The red spread all the way to the tips of his ears. “Well, we considered it might be a prank phone call, so we didn’t respond until he called back a second time.”
“Wait a minute. He had to call back a second time?” This was getting worse by the minute. Disregarding the possibilities of germs waiting to jump on her, she sank to the chair. Her legs wouldn’t support her any longer. “A prank? Who jokes about someone getting shot? Isn’t it your job to follow up on all such reports? This is outrageous!” And migh
t put the department at a huge risk of being sued. She’d have to call Mr. Fayard about this new information.
“Let’s just say we knew who the caller was, and in the past he hasn’t been the most accurate for reporting information.”
“Yet, you’ll accept his innocence.”
“He’s unreliable, yes. A murderer, no.”
“So you let my brother lie out there dying for an hour? Because you were too lazy to check?” She couldn’t believe this. It was shameful. Maybe Dylan could’ve been saved if they’d acted quicker.
As if reading her mind, the sheriff shifted in his chair. “Dylan had no chance of survival, Ava. I know that’s hard to hear, but you can ask the paramedics and doctors. The location of the bullet made the shot fatal. No matter if he’d been shot in an operating room.”

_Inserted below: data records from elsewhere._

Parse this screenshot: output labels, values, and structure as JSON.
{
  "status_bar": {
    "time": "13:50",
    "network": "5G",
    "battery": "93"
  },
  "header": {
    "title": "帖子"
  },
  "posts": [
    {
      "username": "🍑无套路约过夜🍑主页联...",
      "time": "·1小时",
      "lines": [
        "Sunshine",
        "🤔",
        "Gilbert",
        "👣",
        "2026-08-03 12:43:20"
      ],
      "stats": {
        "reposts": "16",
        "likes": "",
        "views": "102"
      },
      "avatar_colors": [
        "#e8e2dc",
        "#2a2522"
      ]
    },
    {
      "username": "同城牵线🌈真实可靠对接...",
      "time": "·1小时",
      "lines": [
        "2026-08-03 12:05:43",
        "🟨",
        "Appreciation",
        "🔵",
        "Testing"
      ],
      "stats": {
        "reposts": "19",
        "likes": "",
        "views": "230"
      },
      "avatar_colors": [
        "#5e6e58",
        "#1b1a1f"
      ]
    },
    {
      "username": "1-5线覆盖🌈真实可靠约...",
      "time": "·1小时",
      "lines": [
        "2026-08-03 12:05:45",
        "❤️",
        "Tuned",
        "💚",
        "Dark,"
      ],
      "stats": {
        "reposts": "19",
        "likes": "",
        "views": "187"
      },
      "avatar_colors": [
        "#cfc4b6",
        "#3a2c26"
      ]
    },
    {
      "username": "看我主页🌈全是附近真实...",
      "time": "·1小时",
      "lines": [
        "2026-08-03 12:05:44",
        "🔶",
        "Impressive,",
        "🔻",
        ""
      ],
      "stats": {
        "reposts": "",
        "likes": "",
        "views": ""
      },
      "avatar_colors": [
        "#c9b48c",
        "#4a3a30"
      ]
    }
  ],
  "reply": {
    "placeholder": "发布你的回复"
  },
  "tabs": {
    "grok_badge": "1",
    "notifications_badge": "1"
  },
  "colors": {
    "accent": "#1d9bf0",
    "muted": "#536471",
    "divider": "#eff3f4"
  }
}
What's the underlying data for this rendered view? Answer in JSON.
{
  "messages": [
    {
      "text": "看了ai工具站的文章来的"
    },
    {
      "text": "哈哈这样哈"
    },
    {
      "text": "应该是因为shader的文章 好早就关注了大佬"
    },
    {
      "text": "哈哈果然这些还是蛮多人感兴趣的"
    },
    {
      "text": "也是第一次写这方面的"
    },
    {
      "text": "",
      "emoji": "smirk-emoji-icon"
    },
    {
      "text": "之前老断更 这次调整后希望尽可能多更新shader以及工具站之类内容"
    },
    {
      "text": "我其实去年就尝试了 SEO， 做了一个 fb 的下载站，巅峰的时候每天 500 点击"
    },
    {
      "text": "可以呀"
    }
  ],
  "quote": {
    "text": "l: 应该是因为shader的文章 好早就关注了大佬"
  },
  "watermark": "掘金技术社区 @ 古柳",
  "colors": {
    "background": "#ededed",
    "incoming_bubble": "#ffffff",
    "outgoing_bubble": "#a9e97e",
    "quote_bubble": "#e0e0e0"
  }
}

“Covered your bases there, Sheriff? This is appalling.” She shook her head as another thought slammed against her mind. “But had you gotten there earlier, maybe you could have gotten more out of Dylan than just two words. Have you thought of that?”
“What’s done is done. We can’t play what-ifs.”
Of course they couldn’t. Not since they’d messed up so royally. “And you think this unreliable witness is telling the truth about not being involved? How can you even remotely justify that logic?”
“Why would he call in—twice—if he was involved? He doesn’t have a mean bone in his body. Besides, this guy doesn’t like drawing police attention, I assure you.”
“Yet, he called it in. He didn’t walk away.”
Sheriff Reed gave a half shrug. “Guess he had a moment of conscience.”
“But you believe him?”
“Yes.”
She shoved to her feet. “Then why won’t you believe Max Pershing?”
“Because there’s physical evidence that links him to the crime.”
“Obviously this guy was at the scene, too.”
Sheriff Reed let out a heavy sigh. “Trust me, Ava, I’d like to close this case, but there’s no way this witness is involved. No way.”